3. Make a weird list of your own!  And remember: normal is overrated.

my abnormal obsessions: Larry’s Giant Subs


In a nondescript, unassuming strip just off University Avenue, there sits a place unlike any other.  Tucked between an overpriced smoothie chain and a mediocre BBQ restaurant, you might never go into this gem unless you’re in the know.

Once you enter, however–I guarantee you’ll be back.  Or maybe you won’t.  But if you do go back, you’ll probably run into me there.

You see, Larry’s is like my second home.  While my love for the food began sometime during sophomore year of college, it wasn’t until this past spring that I became a true Larry’s fangirl.

It was as I sat in Larry’s in May, waiting on a friend, that I began talking to Mike.  Mike is the franchise owner of both Larry’s locations in my city.  I confided in Mike on this day that as often as I had eaten there, I’d only ever tried one sandwich.  I also told him that I couldn’t afford to eat there as often as I’d like.

It was this day that Mike gave me great advice: try the special.  Since then, I’ve tried about 10 of the sandwiches as they were on special and have liked all of them.

The food–although definitely a critical part of the Larry’s experience (and far better than any other sub from any other place)–is just the beginning.  What I really love about Larry’s is the staff.  Mike, Allie, Sarah, Gage, Chris, Miss Pearl…the list goes on. Not normal: knowing nearly the entire staff of a sandwich shop.  

Whether they are making me laugh or listening to a story about my day, the staff at Larry’s treats me like family and they accept my weirdness.  In fact, the first time I really bonded with Allie and Sarah was on Cinco de Mayo as we sang Taylor Swift (loudly) in the restaurant.  Not normal.

Just yesterday, I hung out with Allie and we laughed about how we had become “real friends” as opposed to just customer and employee!  Last night, as she and others had to work 10 p.m. – 5 a.m. (!!!) I took them Krispy Kreme donuts as a little pick-me-up treat.

I think you get it: I love Larry’s.  I love the staff.  I love the food.  I dream of meeting Larry Raikes one day (really, I do) so that I can gush about his products and tell him some of my branding ideas for the company.  Until then, I’ll keep showing up regularly (like, 4 times a week…) and being an unofficial ambassador for the best sandwich shop ever.

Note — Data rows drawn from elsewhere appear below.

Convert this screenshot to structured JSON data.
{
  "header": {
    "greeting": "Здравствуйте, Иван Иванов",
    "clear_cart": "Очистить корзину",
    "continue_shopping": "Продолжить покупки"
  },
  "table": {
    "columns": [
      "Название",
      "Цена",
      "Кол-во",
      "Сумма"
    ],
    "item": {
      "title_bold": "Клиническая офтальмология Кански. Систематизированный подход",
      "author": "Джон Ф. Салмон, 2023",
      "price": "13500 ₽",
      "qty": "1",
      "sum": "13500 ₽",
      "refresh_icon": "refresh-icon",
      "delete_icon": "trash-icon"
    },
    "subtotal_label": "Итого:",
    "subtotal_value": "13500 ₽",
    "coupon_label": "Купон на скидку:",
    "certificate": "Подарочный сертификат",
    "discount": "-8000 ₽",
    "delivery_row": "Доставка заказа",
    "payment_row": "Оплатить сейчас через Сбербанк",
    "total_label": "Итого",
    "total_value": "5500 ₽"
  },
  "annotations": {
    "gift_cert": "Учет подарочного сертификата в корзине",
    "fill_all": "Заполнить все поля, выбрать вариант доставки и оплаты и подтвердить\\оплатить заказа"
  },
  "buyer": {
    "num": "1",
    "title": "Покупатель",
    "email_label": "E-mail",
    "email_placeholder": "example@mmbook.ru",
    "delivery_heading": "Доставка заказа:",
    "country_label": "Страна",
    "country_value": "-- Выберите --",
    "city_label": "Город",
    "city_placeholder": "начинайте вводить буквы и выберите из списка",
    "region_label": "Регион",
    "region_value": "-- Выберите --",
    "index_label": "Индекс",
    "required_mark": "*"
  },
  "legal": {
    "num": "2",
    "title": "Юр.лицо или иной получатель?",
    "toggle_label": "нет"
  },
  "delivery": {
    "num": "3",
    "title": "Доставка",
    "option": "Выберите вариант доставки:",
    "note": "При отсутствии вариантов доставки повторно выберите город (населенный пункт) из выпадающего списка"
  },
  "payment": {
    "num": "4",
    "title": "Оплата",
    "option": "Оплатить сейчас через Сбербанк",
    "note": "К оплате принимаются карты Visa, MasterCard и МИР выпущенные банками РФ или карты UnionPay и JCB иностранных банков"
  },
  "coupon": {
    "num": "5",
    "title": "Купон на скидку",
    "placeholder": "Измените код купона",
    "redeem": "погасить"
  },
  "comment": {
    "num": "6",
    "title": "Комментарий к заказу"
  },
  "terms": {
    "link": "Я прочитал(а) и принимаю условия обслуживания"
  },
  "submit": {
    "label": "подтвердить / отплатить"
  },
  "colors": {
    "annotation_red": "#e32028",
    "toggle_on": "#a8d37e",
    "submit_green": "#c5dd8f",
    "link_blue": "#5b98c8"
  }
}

tales of my abnormal life: what’s her age again?

There we were, sitting at dinner.  As my friend Alex and I discussed our favorite professor and her adorable daughters, the waitress approached our table.  She introduced herself and before she could even take our drink order, I had stopped her.  My eyes were big as I asked her to repeat her name.  It was just as I suspected.

This waitress shared a name with our favorite professor’s daughter, who happened to have a birthday in a few days.  Not normal: knowing your professor’s child’s birthday. Stunned, I began to explain to her this crazy coincidence but then, I saw the look in Alex’s eyes pleading with me not to unload this entire story on our poor waitress.

I decided I’d cut my monologue short.  Doing so meant that I completely panicked and forgot the age of the child I was discussing.  It went something like this.

Me: “OMG that is the name of our teacher’s daughter!  And we were just talking about her!” (After seeing Alex’s look across the table): “She has a birthday on Thursday and she’s turning three!  Umm, what are your drink specials?!”

As the waitress left to get our drinks, Alex looked at me and said, “Her daughter is definitely turning seven…”

Perfect example of what happens when I try to filter my reaction and act normal.   I wind up turning a seven-year-old into a toddler.  Poor thing.

And I would like to throw it out there that the waitress/child’s name wasn’t something like Ashley or Megan.  It was very uncommon, I swear!

Things like this happen to me just about every day and I’ll share them regularly on this blog.  Like I said to Alex today, I think normal is overrated.